Becky Hoskins from the RCN mental health forum, which proposed the discussion, said the drug was particularly popular among young people.

‘This drug is becoming increasingly popular with 18-24 year olds and is used more than ecstasy and cocaine,’ she said.

'It is also often mixed with alcohol, which makes it even more damaging. Nurses need to make themselves more aware of the signs and symptoms of use.’

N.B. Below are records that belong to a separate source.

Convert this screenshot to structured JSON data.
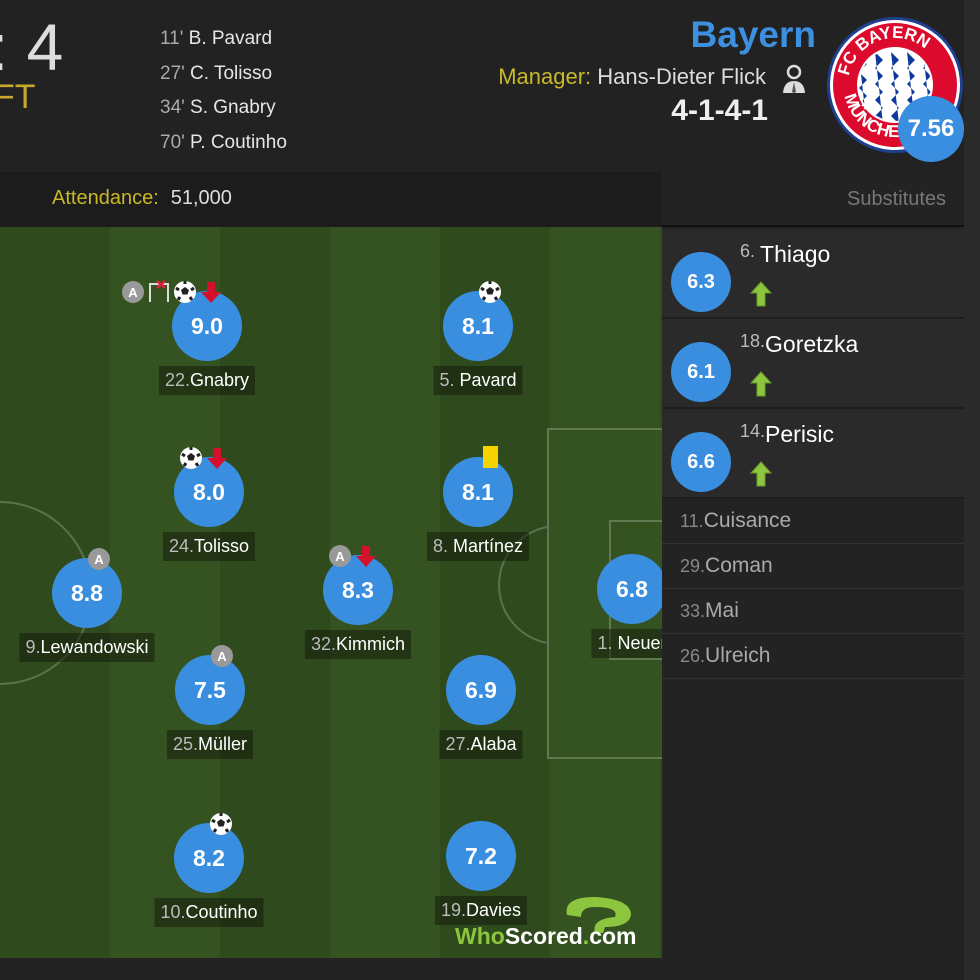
{
  "match": {
    "score_fragment": ": 4",
    "status": "FT",
    "attendance_label": "Attendance:",
    "attendance": "51,000"
  },
  "goals": [
    {
      "minute": "11'",
      "player": "B. Pavard"
    },
    {
      "minute": "27'",
      "player": "C. Tolisso"
    },
    {
      "minute": "34'",
      "player": "S. Gnabry"
    },
    {
      "minute": "70'",
      "player": "P. Coutinho"
    }
  ],
  "team": {
    "name": "Bayern",
    "manager_label": "Manager:",
    "manager": "Hans-Dieter Flick",
    "formation": "4-1-4-1",
    "rating": "7.56",
    "logo_text": "FC BAYERN MÜNCHEN",
    "color": "#3d8fe0"
  },
  "substitutes_label": "Substitutes",
  "players": [
    {
      "num": "22.",
      "name": "Gnabry",
      "rating": "9.0",
      "events": [
        "assist-icon",
        "woodwork-icon",
        "goal-icon",
        "sub-off-icon"
      ]
    },
    {
      "num": "5. ",
      "name": "Pavard",
      "rating": "8.1",
      "events": [
        "goal-icon"
      ]
    },
    {
      "num": "24.",
      "name": "Tolisso",
      "rating": "8.0",
      "events": [
        "goal-icon",
        "sub-off-icon"
      ]
    },
    {
      "num": "8. ",
      "name": "Martínez",
      "rating": "8.1",
      "events": [
        "yellow-card-icon"
      ]
    },
    {
      "num": "9.",
      "name": "Lewandowski",
      "rating": "8.8",
      "events": [
        "assist-icon"
      ]
    },
    {
      "num": "32.",
      "name": "Kimmich",
      "rating": "8.3",
      "events": [
        "assist-icon",
        "sub-off-icon"
      ]
    },
    {
      "num": "1. ",
      "name": "Neuer",
      "rating": "6.8",
      "events": []
    },
    {
      "num": "25.",
      "name": "Müller",
      "rating": "7.5",
      "events": [
        "assist-icon"
      ]
    },
    {
      "num": "27.",
      "name": "Alaba",
      "rating": "6.9",
      "events": []
    },
    {
      "num": "10.",
      "name": "Coutinho",
      "rating": "8.2",
      "events": [
        "goal-icon"
      ]
    },
    {
      "num": "19.",
      "name": "Davies",
      "rating": "7.2",
      "events": []
    }
  ],
  "subs_used": [
    {
      "num": "6. ",
      "name": "Thiago",
      "rating": "6.3"
    },
    {
      "num": "18.",
      "name": "Goretzka",
      "rating": "6.1"
    },
    {
      "num": "14.",
      "name": "Perisic",
      "rating": "6.6"
    }
  ],
  "bench": [
    {
      "num": "11.",
      "name": "Cuisance"
    },
    {
      "num": "29.",
      "name": "Coman"
    },
    {
      "num": "33.",
      "name": "Mai"
    },
    {
      "num": "26.",
      "name": "Ulreich"
    }
  ],
  "watermark": "WhoScored.com"
}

The Home Office estimates that half a million 16-24 year olds in England and Wales used nitrous oxide in 2017-18. Its data also reveals that 10.9% of males in this age group used the gas, compared with 6.5% of females.

Mental health forum member Vicky Kier pointed out that, as a mother of eight, she has had ‘more than her fair share’ of nitrous oxide during childbirth.

‘Yes, it’s safe in a clinical setting, but we need to let people know if they are offered it in a different setting that’s not okay,' she said.

Other drugs

Public health nurse Linda Bailey said she was disappointed that congress was just focusing on nitrous oxide when other drugs, such as ketamine, are increasingly being misused, with long-term effects.

‘Few users know that ketamine is linked with bladder disorders. It also causes disassociation, which is known as a “K-hole”,’ she said. 

Ms Hoskins urged nurses to inform themselves and take the information back to their workplace.

‘The message is that nitrous oxide is no laughing matter,’ she added.